Hans dit parfois, et avec une certaine
insistance : « Je ne suis qu'un
simple ouvrier ! » Mais moi, pour ma
part, je souhaiterais volontiers à tous les
gens « cultivés » un
regard comme le sien et une liberté
intérieure aussi grande.
Hans est très près de mon
coeur. Chaque dimanche matin il vient avant l'heure
du culte passer, avec quelques autres hommes, un
instant dans la sacristie. Nous y invoquons alors
ensemble notre Père céleste et lui
demandons de donner à sa Parole toute sa
puissance durant le service divin qui va
suivre.
Mais, cher lecteur, je me doute de ton
impatience. Car ce n'est pas de faire la
connaissance de mon ami Hans que tu te
préoccupes, mais d'apprendre
l'épisode qui se
déroula une fois dans une cour des usines
Krupp.
« Une fois... »,
c'était en 1934, à l'époque
où les campagnes de propagande en faveur
d'une religion germanique foisonnaient en Allemagne
comme l'herbe après la pluie.
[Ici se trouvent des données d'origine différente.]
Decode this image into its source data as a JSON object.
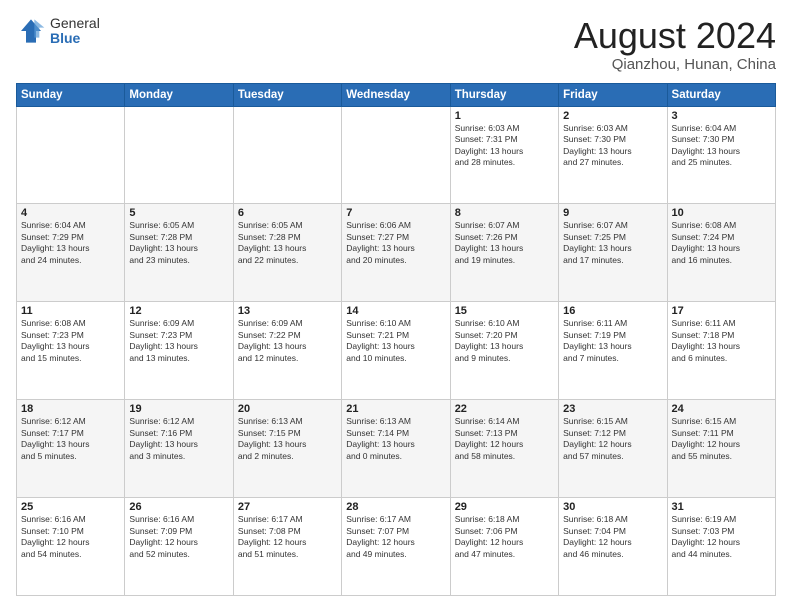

Professeurs et
gouverneurs régionaux, femmes de
généraux et chefs de jeunesses
hitlériennes rivalisaient alors de
zèle pour prôner leurs idées
abstruses et pour les prêcher comme
enseignement d'une religion nordique... Une chose
en tout cas semblait évidente : le
christianisme était aboli.
Une fois donc il arriva, pendant un
moment d'interruption du travail, que Hans se
trouvait dans la cour de l'usine avec une troupe
nombreuse d'ouvriers. Les conversations allaient
bon train et ne tardèrent pas longtemps
à s'orienter sur la question
religieuse.
Il y en avait un notamment, parmi ces
hommes, qui se prenait prodigieusement au
sérieux. Il palabrait, il pérorait et
ne manqua pas non plus de déverser sa
moquerie sur leur camarade Hans qui s'obstinait
« encore toujours » à
fréquenter l'église. Mais tout cela
allait bientôt prendre fin...
Hans lui répondit de son mieux.
La discussion s'échauffait. Toujours plus
nombreux, les auditeurs se pressaient autour des
deux antagonistes.
Hans dit alors : « J'ai
l'impression que nous parlons, tous les deux, à
côté du sujet. Il faudrait tout
d'abord que chacun de nous dise une bonne fois
clairement ce qu'il croit en définitive.
Ainsi nos points de vue seront nettement
établis. Si tu veux, je commencerai et
ensuite ce sera ton tour de formuler ta croyance.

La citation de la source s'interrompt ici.